IMF warns of global disaster as crypto market collapses

IMF warns of global disaster as crypto market collapses

The International Monetary Fund (IMF) has issued a warning about the potential risk cryptocurrency can pose to the global financial system. In a recent blog post two IMF officials, Bo Li and Nobuyasu Sugimoto, emphasized the increasing intertwining of traditional and crypto markets. Li and Sugimoto point out that price volatility in the crypto market due to collapsing crypto companies could harm the entire global market, according to IMF officials:

In times of stress, we have seen market failures from stablecoins, crypto-focused hedge funds, and crypto exchanges, which in turn raised serious concerns about market integrity and user protection. And with growing and deeper ties to the core financial system, concerns about systemic risk and financial stability may also arise in the near future.

Better regulation is needed

This may all look very negative, but the two IMF staff say many of these concerns can be addressed by strengthening financial regulation and oversight and by developing global legislation that can be consistently implemented by national regulators.

Stablecoins in particular are seen by the IMF as a major problem. This is because they can cause countries with a weaker currency to lose their monetary sovereignty. This, according to the officials, could pose a threat to a country’s financial stability.
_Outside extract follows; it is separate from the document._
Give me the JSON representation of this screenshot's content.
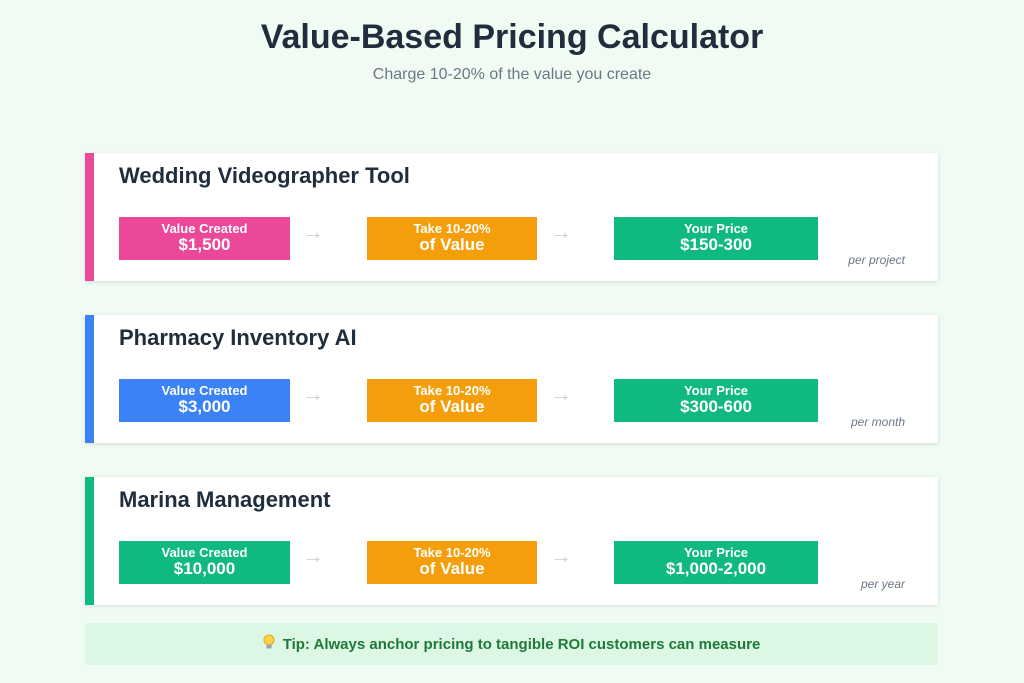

In addition to regulation, an important solution to prevent this is to improve traditional currencies and banking systems.

5 pillars to contain the risk of crypto

The International Monetary Fund (IMF) has outlined five key points for global regulators to consider in order to contain the risks posed by the cryptocurrency market.

First, providers of crypto asset services must be licensed, registered and authorized, with rules similar to those for traditional providers in the financial industry.

Second, entities performing multiple functions should be subject to additional prudential requirements and should not do so if conflicts of interest arise.

Third, stablecoin issuers must be subject to strict requirements to avoid undermining monetary and financial stability.

Fourth, there should be clear requirements for regulated financial institutions regarding their exposure to and involvement in crypto assets.

Finally, the IMF is calling for a robust, comprehensive and globally consistent approach to crypto regulation and supervision, as the cross-sector and cross-border nature of crypto limits the effectiveness of uncoordinated national approaches.